From an industry perspective, Wei Ning Health operates in the rapidly developing medical informatization sector, with increasing regulatory requirements for compliance. After the final judgment, the market’s main concern is the actual impact on the company’s operations. According to Wei Ning Health’s announcement, the affected subsidiary’s business scale has limited overall impact on the company.

Data shows that Shenzhen Wei Ning is a regional wholly owned subsidiary, operating only in parts of Guangdong. From 2022 to 2024, its revenue was 23.6753 million, 15.6434 million, and 13.652 million yuan, respectively, accounting for less than 1% of Wei Ning Health’s total revenue in the same period; net profits were 9.9939 million, 11.2692 million, and 7.0014 million yuan, respectively, accounting for less than 10% of the company’s net profit in the same period.

The company pointed out that “if Shenzhen Wei Ning’s future operations are restricted due to the above judgment, it is not expected to significantly adversely affect the company’s operations.”
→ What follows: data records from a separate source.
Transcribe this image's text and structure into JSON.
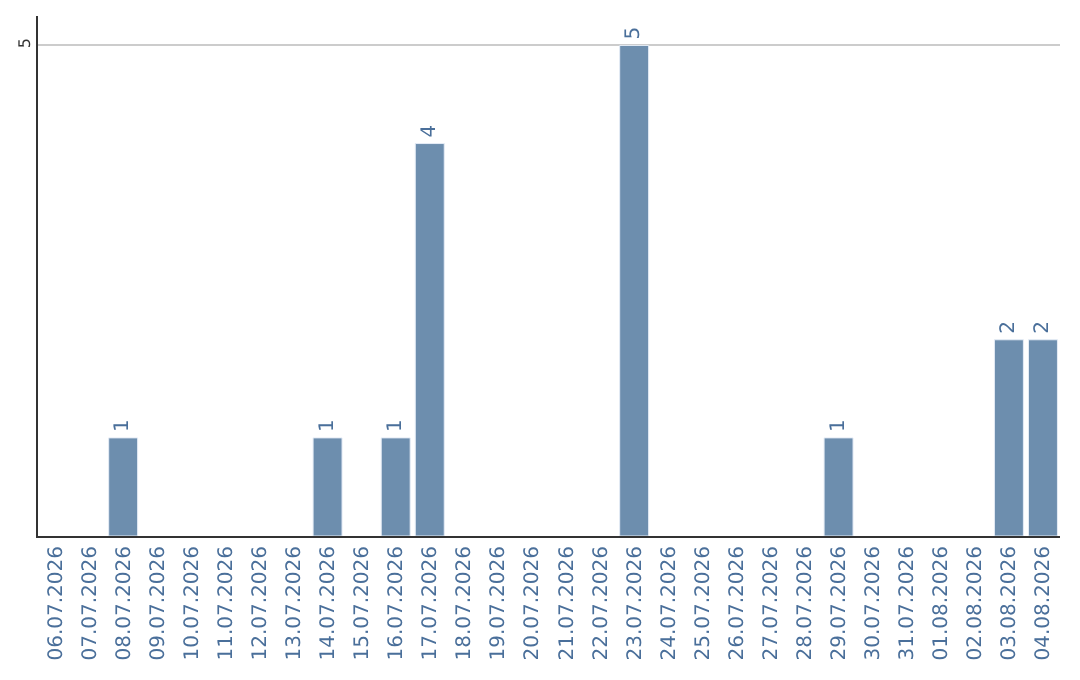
{
  "chart_data": {
    "type": "bar",
    "categories": [
      "06.07.2026",
      "07.07.2026",
      "08.07.2026",
      "09.07.2026",
      "10.07.2026",
      "11.07.2026",
      "12.07.2026",
      "13.07.2026",
      "14.07.2026",
      "15.07.2026",
      "16.07.2026",
      "17.07.2026",
      "18.07.2026",
      "19.07.2026",
      "20.07.2026",
      "21.07.2026",
      "22.07.2026",
      "23.07.2026",
      "24.07.2026",
      "25.07.2026",
      "26.07.2026",
      "27.07.2026",
      "28.07.2026",
      "29.07.2026",
      "30.07.2026",
      "31.07.2026",
      "01.08.2026",
      "02.08.2026",
      "03.08.2026",
      "04.08.2026"
    ],
    "values": [
      null,
      null,
      1,
      null,
      null,
      null,
      null,
      null,
      1,
      null,
      1,
      4,
      null,
      null,
      null,
      null,
      null,
      5,
      null,
      null,
      null,
      null,
      null,
      1,
      null,
      null,
      null,
      null,
      2,
      2
    ],
    "value_labels": [
      null,
      null,
      "1",
      null,
      null,
      null,
      null,
      null,
      "1",
      null,
      "1",
      "4",
      null,
      null,
      null,
      null,
      null,
      "5",
      null,
      null,
      null,
      null,
      null,
      "1",
      null,
      null,
      null,
      null,
      "2",
      "2"
    ],
    "color": "#6d8eae",
    "ylim": [
      0,
      5.3
    ],
    "yticks": [
      5
    ],
    "grid": "y"
  }
}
Meanwhile, the fine of 800,000 yuan accounts for 0.9% of the most recent audited net profit attributable to the parent company’s shareholders, and is “not expected to have a significant impact on the company’s current profits.”

However, Wei Ning Health is currently facing macroeconomic challenges, with its performance showing some difficulties. On January 30, the company disclosed a profit forecast, stating that its healthcare informatization business has been affected by macroeconomic conditions, industry demand fluctuations, intensified market competition, and the fact that WiNEX products are still in the process of upgrading and replacement, which has led to a temporary operational challenge. It is expected that the net profit attributable to the parent company for 2025 will be a loss of 320 million to 390 million yuan.
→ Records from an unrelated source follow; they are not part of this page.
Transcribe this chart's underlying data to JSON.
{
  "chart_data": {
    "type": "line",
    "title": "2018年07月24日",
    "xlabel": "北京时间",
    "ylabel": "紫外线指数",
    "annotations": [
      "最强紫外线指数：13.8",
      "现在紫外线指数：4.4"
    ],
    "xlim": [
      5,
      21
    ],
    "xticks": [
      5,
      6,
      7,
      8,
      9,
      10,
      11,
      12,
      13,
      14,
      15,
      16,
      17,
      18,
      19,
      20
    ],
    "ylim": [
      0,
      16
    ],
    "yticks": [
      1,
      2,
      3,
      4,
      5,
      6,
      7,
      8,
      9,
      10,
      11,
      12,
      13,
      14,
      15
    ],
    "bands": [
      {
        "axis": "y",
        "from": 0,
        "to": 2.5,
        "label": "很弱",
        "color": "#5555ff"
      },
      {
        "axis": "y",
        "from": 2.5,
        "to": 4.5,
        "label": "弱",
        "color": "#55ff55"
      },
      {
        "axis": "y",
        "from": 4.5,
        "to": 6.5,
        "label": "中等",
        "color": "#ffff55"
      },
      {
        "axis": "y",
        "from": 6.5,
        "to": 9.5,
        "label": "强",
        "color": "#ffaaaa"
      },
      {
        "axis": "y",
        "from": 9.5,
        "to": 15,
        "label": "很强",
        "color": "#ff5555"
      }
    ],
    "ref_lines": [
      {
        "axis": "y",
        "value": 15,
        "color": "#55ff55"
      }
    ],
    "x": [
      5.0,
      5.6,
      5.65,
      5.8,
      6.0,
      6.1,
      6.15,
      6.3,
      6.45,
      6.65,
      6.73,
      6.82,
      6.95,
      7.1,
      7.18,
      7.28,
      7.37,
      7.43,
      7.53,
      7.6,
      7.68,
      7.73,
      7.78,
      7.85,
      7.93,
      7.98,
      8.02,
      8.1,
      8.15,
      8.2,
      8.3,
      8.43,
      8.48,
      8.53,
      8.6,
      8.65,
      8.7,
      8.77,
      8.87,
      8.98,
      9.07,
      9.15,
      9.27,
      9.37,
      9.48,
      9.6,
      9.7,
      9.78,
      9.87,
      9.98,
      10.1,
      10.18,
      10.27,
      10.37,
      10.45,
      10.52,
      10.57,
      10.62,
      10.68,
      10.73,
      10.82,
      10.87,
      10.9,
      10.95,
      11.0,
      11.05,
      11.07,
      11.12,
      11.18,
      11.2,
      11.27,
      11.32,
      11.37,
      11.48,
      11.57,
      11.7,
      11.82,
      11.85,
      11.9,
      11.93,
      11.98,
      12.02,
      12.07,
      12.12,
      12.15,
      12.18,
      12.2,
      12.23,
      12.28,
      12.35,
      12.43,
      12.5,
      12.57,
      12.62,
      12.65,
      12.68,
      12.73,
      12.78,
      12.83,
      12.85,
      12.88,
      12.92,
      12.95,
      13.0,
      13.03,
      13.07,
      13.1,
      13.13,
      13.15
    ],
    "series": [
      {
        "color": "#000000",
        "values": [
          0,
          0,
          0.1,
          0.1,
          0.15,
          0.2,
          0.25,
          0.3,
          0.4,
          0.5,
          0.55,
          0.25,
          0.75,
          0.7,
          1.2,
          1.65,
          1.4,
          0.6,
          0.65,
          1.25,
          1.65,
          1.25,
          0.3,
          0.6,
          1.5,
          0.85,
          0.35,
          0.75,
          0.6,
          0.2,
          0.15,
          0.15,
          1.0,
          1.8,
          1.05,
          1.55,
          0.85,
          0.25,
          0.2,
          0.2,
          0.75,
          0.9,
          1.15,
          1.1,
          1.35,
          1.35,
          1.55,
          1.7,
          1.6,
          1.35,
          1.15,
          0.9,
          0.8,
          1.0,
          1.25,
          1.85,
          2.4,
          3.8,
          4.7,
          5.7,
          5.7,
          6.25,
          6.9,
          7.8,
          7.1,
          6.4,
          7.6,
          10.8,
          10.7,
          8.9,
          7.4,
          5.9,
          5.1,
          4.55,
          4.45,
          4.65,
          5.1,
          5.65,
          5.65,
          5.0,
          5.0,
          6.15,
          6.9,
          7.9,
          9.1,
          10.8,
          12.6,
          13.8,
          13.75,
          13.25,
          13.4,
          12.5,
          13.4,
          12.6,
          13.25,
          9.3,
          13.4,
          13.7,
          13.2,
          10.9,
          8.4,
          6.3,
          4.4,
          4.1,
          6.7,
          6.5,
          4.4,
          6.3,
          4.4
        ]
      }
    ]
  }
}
The company stated that in response to these changes, it has implemented multiple cost-saving and expense-control measures. However, factors such as fixed expenses that cannot decrease proportionally with revenue, impairment provisions, goodwill impairments, tax and late payment surcharges, and the optimization (partial shutdown or divestment) of internet healthcare businesses have led to declines in overall revenue and profit during the reporting period.